By: Diogo Pinto
On February 24, 2016 the City of Brampton is putting forward a motion to suspend Uber and all other ride sharing company operations until further notice. The motion was put forward by Gurpreet Dhillon, Brampton’s City Councillor for Wards 9 and 10, the agenda can be found here and the item is 14.1.
The motion makes states that, should it be passed, the city would begin reviewing bylaws to make them “fair and competitive” for all parties involved. The process would include input from Taxi companies, Uber, and any other “Transit Network Company”, or TNC, and their consumers. This process, of course, calls for the immediate and indefinite cessation of any “illegal” service and uses very broad terms to define what such a service would be. Uber would be officially barred from operating in Brampton, by a motion that names Uber specifically, and calls for: “… Use [of] any enforcement measure allowed by law to enforce the City’s Mobile Licensing By-law against UBER”.
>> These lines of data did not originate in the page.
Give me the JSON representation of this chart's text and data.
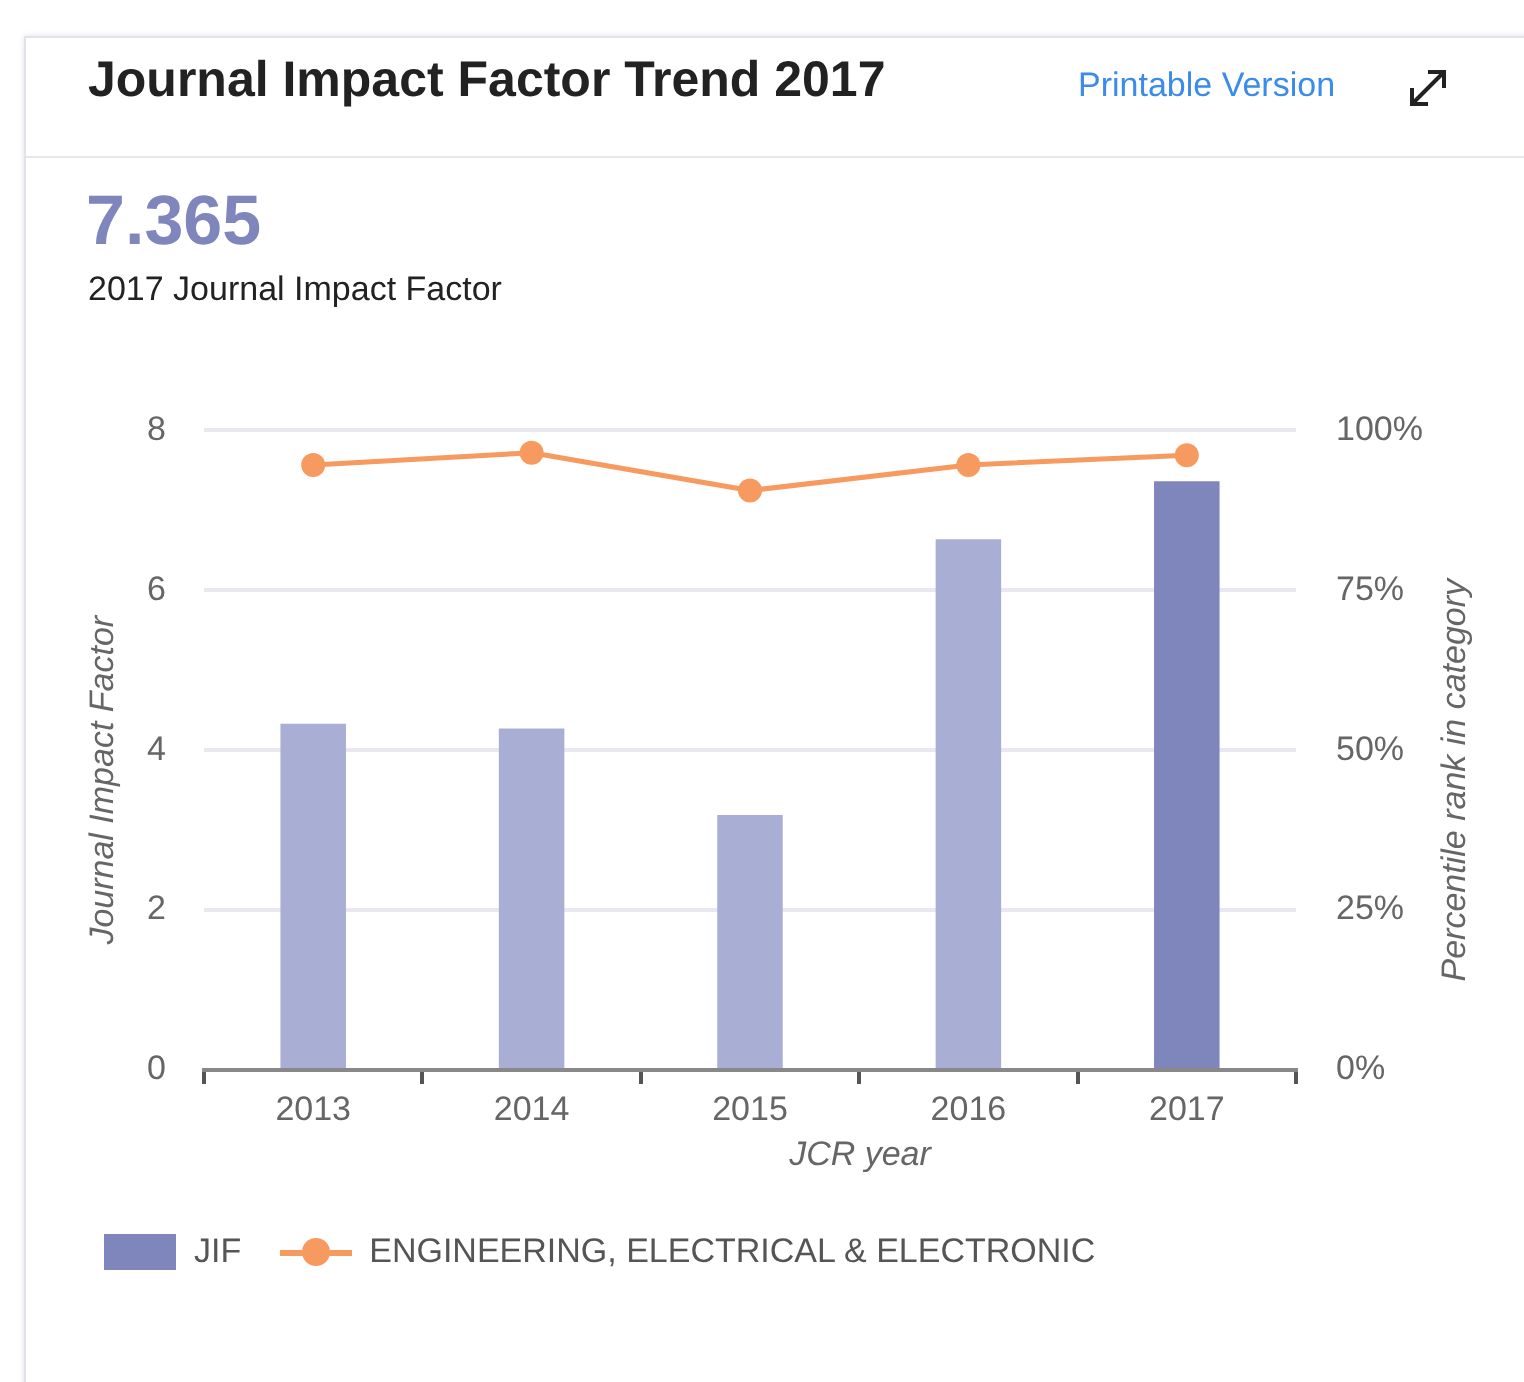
{
  "chart_data": {
    "type": "bar",
    "title": "Journal Impact Factor Trend 2017",
    "subtitle": "2017 Journal Impact Factor",
    "annotations": [
      "Printable Version",
      "7.365"
    ],
    "xlabel": "JCR year",
    "ylabel": "Journal Impact Factor",
    "y2label": "Percentile rank in category",
    "categories": [
      "2013",
      "2014",
      "2015",
      "2016",
      "2017"
    ],
    "series": [
      {
        "name": "JIF",
        "color": "#7f86bb",
        "colors": [
          "#a9afd4",
          "#a9afd4",
          "#a9afd4",
          "#a9afd4",
          "#7f86bb"
        ],
        "values": [
          4.33,
          4.27,
          3.19,
          6.64,
          7.365
        ]
      },
      {
        "name": "ENGINEERING, ELECTRICAL & ELECTRONIC",
        "type": "line",
        "axis": "y2",
        "color": "#f79a5f",
        "values": [
          94.6,
          96.5,
          90.6,
          94.6,
          96.1
        ]
      }
    ],
    "ylim": [
      0,
      8
    ],
    "yticks": [
      0,
      2,
      4,
      6,
      8
    ],
    "y2lim": [
      0,
      100
    ],
    "y2ticks": [
      {
        "value": 0,
        "label": "0%"
      },
      {
        "value": 25,
        "label": "25%"
      },
      {
        "value": 50,
        "label": "50%"
      },
      {
        "value": 75,
        "label": "75%"
      },
      {
        "value": 100,
        "label": "100%"
      }
    ],
    "grid": "y",
    "legend": "bottom left",
    "marker": "circle",
    "line_style": "solid"
  }
}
While not entirely surprised by this motion, I can’t say that I am happy about it. I’ve engaged Gurpreet Dhillon in discussion over this topic, and his reasoning appears to be that Uber is not safe, and there are no extra consumer protections beyond the standard protections that literally almost any other transaction would have. He brought up “Surge Pricing” specifically and provided me with this image.
Surge pricing is thoroughly explained in many other places, but essentially it is a mechanism by which Uber increases the amount of drivers on the roads to meet increasing demand. It is automatic (not controlled by a human), and the app warns you before you order the UberX and even gives you a fare estimate and offers to let you know when it has dropped back down if you’re willing to wait. Suffice it to say that Surge is not a way to rip off consumers but a vehicle by which to make sure everyone has a ride by enticing drivers with higher paycheques. Think of it as overtime pay for your driver.
As far as safety concerns go, Uber does have safety guidelines for the drivers that use its app. The safety guidelines cover everything from driver background checks, car maintenance, to anonymizing communication between drivers and passengers. Even insurance for passengers is taken into account, and now some insurance providers are beginning to offer driver insurance specifically for this new class of service. You can’t go a day as a driver on the road without seeing Taxis pulling illegal and downright dangerous maneuvers for the sake of shaving a few seconds off of their unpaid drive between fares. I personally have been in Taxis where I feared for my safety because of drivers simply breaking laws. I have never been on an Uber ride where I was ever concerned about my safety, and many others share this experience.
None of this even takes into account the human factor. Uber drivers are people, citizens of Brampton, Toronto, Mississauga, and many other places. They currently make ends meet or supplement their income using Uber by providing a service that makes use of the car they already own and the driving experience they already have to help someone else get from point A to point B safely. Uber doesn’t quite replace traditional Taxi services, but traditional Taxis would stand to benefit massively from relaxed legislation and learning from the worldwide experience Uber has in operating what effectively is one of the largest transportation services in the world.
We need more transit options, not less, especially after the loss that we suffered when city council struck down the Hurontario-Main LRT. I agree we need to reform Taxi legislation, but to punish individual citizens for earning an honest day’s pay by providing a valuable service is not only the wrong move for the city, but for all of the citizens that live within it.